Global beverage alcohol company Constellation Brands has signed an agreement to acquire a 9.9% stake in Canada-based medicinal cannabis products supplier Canopy Growth for C$245m ($190m).

Constellation will also have the option to acquire an additional stake in the future.

The company’s investment is reported to be in line with its strategy to identify, meet, and stay ahead of evolving consumer trends, while maintaining focus on its core total beverage alcohol business.

Constellation has no plans to sell cannabis products in the US or any other market until it is legally permissible at all government levels.
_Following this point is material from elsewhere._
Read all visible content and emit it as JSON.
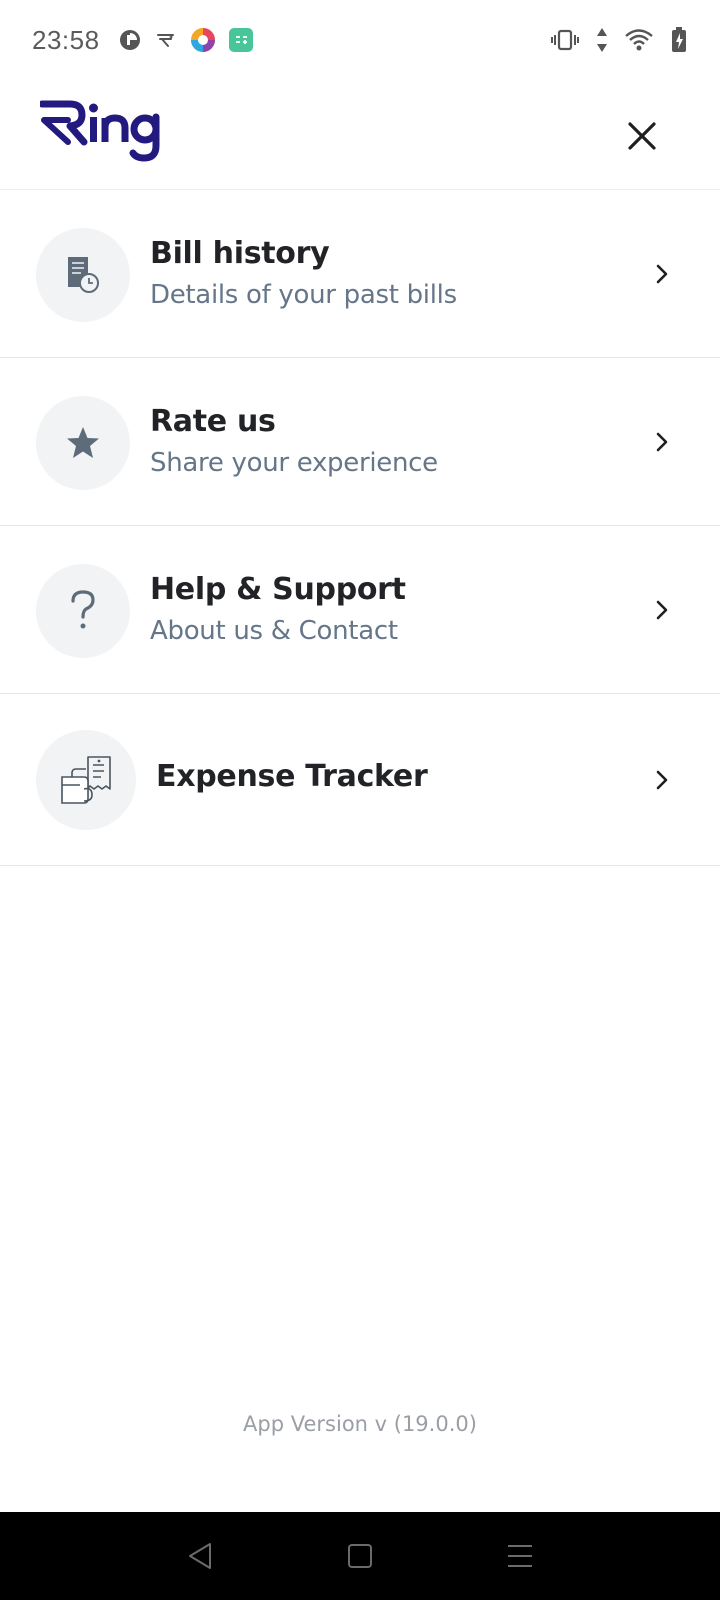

Constellation Brands president and CEO Rob Sands said: “Canopy Growth has a seasoned leadership team that understands the legal, regulatory, and economic landscape for an emerging market that is predicted to become a significant consumer category in the future.

“Constellation has no plans to sell cannabis products in the US or any other market until it is legally permissible at all government levels.”

“Our company’s success is the result of our focus on identifying early-stage consumer trends, and this is another step in that direction.”

Established in 2014, Canopy Growth owns a collection of diverse brands serving customers in Canada and international markets where medicinal cannabis products are legal.

As part of this deal, both companies have agreed to exchange knowledge and expertise.

Canopy Growth chairman and CEO Bruce Linton said: “We are thrilled to have the backing of such a well-established and respected organisation such as Constellation Brands.

“We look forward to working with the Constellation Brands team to access their deep knowledge and experience in growing brands as we continue to expand our business.”